I’m using the standard string to act as a sort of template and then I’m filling a vector of Windows Runtime strings with a range of values that look something like this:

A
AB
ABC
ABCD
ABCDE
ABCDEF
ABCDEFG
...

And this will simply repeat until the vector contains ten million strings. So I have a really big collection of strings. I now need to pass it back to the caller and I can do that by simply wrapping it inside an implementation of IVectorView as follows:

return VectorView(move(values));

So my component’s static property boils down to this:

IVectorView<String> Strings()
{
    vector<String> values;
    // pump full of values ...
    return VectorView(move(values));
}

The VectorView function will create a COM object that implements the necessary interfaces such that this standard vector of strings may be transported across ABI boundaries very efficiently.

With the component implemented I can return to app development and see what this looks like from various language projections. First let’s look at C#:

var timer = new Stopwatch();
IReadOnlyList<string> strings = Sample.Strings;
long sum = 0;
timer.Start();

foreach (string s in strings)
{
    sum += s.Length;
}

timer.Stop();
m_sum = sum;
m_elapsed = (long)timer.Elapsed.TotalMilliseconds;

I call Sample.Strings to retrieve the collection of strings and then use a C# foreach statement to iterate over the collection. The sum is just a sanity check to confirm that each implementation walked the same collection of strings. In this case I’m using the .NET Framework’s Stopwatch class to measure how long it takes to iterate over the collection.

This is a very simple and unscientific test but it should give us a good idea of how efficiently each language projection can iterate over a collection expressed in terms of Windows Runtime collection interfaces. There’s a lot of memory involved and a lot of virtual function calls. A language projection is going to have to be very careful to manage this efficiently, but I’m sure any decent compiler can figure it out.
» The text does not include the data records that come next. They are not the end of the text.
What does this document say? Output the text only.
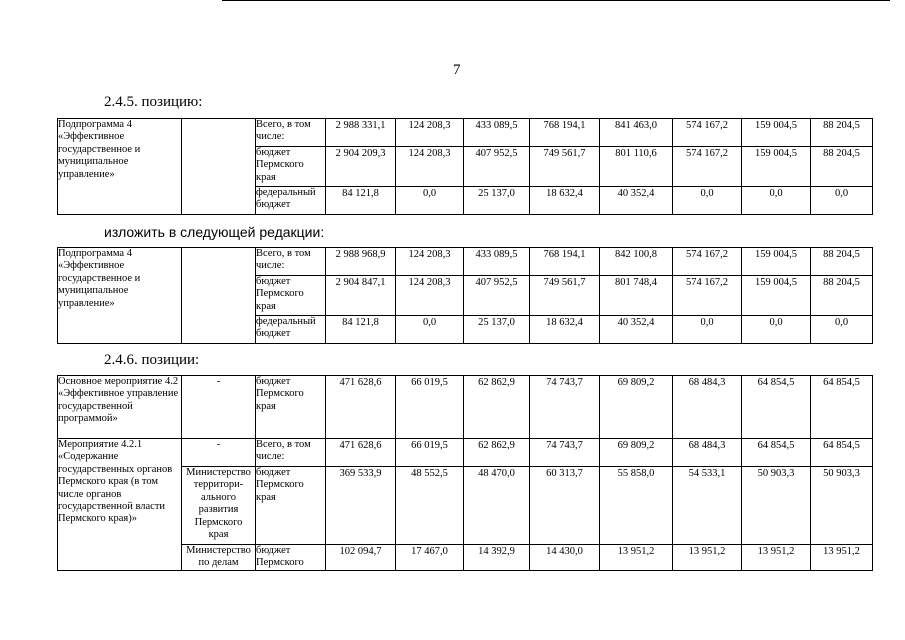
7
2.4.5. позицию:
Подпрограмма 4 «Эффективное государственное и муниципальное управление»		Всего, в том числе:	2 988 331,1	124 208,3	433 089,5	768 194,1	841 463,0	574 167,2	159 004,5	88 204,5
		бюджет Пермского края	2 904 209,3	124 208,3	407 952,5	749 561,7	801 110,6	574 167,2	159 004,5	88 204,5
		федеральный бюджет	84 121,8	0,0	25 137,0	18 632,4	40 352,4	0,0	0,0	0,0
изложить в следующей редакции:
Подпрограмма 4 «Эффективное государственное и муниципальное управление»		Всего, в том числе:	2 988 968,9	124 208,3	433 089,5	768 194,1	842 100,8	574 167,2	159 004,5	88 204,5
		бюджет Пермского края	2 904 847,1	124 208,3	407 952,5	749 561,7	801 748,4	574 167,2	159 004,5	88 204,5
		федеральный бюджет	84 121,8	0,0	25 137,0	18 632,4	40 352,4	0,0	0,0	0,0
2.4.6. позиции:
Основное мероприятие 4.2 «Эффективное управление государственной программой»	-	бюджет Пермского края	471 628,6	66 019,5	62 862,9	74 743,7	69 809,2	68 484,3	64 854,5	64 854,5
Мероприятие 4.2.1 «Содержание государственных органов Пермского края (в том числе органов государственной власти Пермского края)»	-	Всего, в том числе:	471 628,6	66 019,5	62 862,9	74 743,7	69 809,2	68 484,3	64 854,5	64 854,5
	Министерство территори-ального развития Пермского края	бюджет Пермского края	369 533,9	48 552,5	48 470,0	60 313,7	55 858,0	54 533,1	50 903,3	50 903,3
	Министерство по делам	бюджет Пермского	102 094,7	17 467,0	14 392,9	14 430,0	13 951,2	13 951,2	13 951,2	13 951,2
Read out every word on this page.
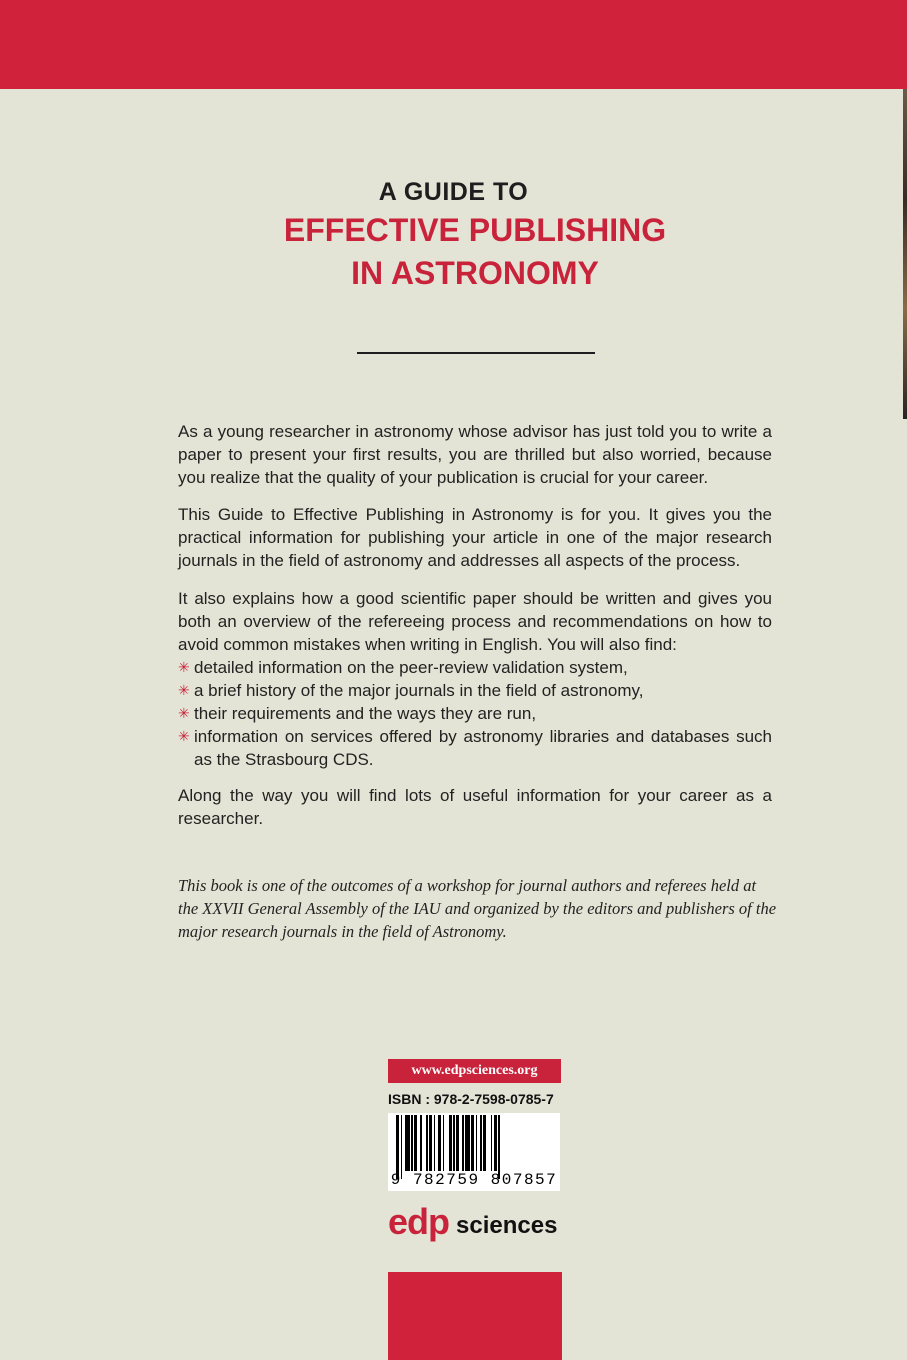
A GUIDE TO
EFFECTIVE PUBLISHING
IN ASTRONOMY

As a young researcher in astronomy whose advisor has just told you to write a paper to present your first results, you are thrilled but also worried, because you realize that the quality of your publication is crucial for your career.

This Guide to Effective Publishing in Astronomy is for you. It gives you the practical information for publishing your article in one of the major research journals in the field of astronomy and addresses all aspects of the process.

It also explains how a good scientific paper should be written and gives you both an overview of the refereeing process and recommendations on how to avoid common mistakes when writing in English. You will also find:

✳ detailed information on the peer-review validation system,
✳ a brief history of the major journals in the field of astronomy,
✳ their requirements and the ways they are run,
✳ information on services offered by astronomy libraries and databases such as the Strasbourg CDS.

Along the way you will find lots of useful information for your career as a researcher.

This book is one of the outcomes of a workshop for journal authors and referees held at the XXVII General Assembly of the IAU and organized by the editors and publishers of the major research journals in the field of Astronomy.
www.edpsciences.org
ISBN : 978-2-7598-0785-7
9 782759 807857
edp sciences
I ran a release build of this C# version a few times and it consistently calculated a sum of 264999712 characters in around 2619 milliseconds. Now let’s take a look at C++/CX:

IVectorView<String ^> ^ strings = Sample::Strings;
long long sum = 0;
auto start = Now();

for (String ^ s : strings)
{
    sum += s->Length();
}

m_elapsed = Elapsed(start);
m_sum = sum;

In this case I’m using a pair of functions that use the operating system’s high resolution performance counter to measure milliseconds. Other than that, the samples are equivalent, the sums match, but the elapsed time is around 628 milliseconds. And finally we come to the standard C++ approach:

IVectorView<String> strings = Sample::Strings();
long long sum = 0;
auto start = Now();

for (String const & s : strings)
{
    sum += s.Length();
}

m_elapsed = Elapsed(start);
m_sum = sum;

Here again you’ll notice that the Strings property is projected as a method and it returns a vector view of strings without any hats. From a performance perspective, the ‘const &’ in the range-based for statement is purely a matter of style and convention and the omission of which would make no difference at run time. Again the sums match, but the elapsed time is even faster at 447 milliseconds!

perf

Can a library outperform a compiler? It’s perhaps a bit of a philosophical question but it’s clear that the C++ compiler is insanely good at optimizing Standard C++. The library developer is also in the driver’s seat and is able to optimize everything from resource management, algorithms, iterators and adapters, and so much more. Clearly C# does not provide ‘native’ performance. Although C++/CX gets you a lot closer it does so by trading productivity and you lose the essence of the C++ language. I could go on to explain why C# is so much slower but the bottom line is that only Standard C++ allows you to do anything about it. And that’s the point. If you’re using C# or C++/CX you’re at the mercy of the compiler. Only Standard C++ lets you go beyond the compiler. Modern C++ for the Windows Runtime is for those of you who love C++ but also want to create Windows apps.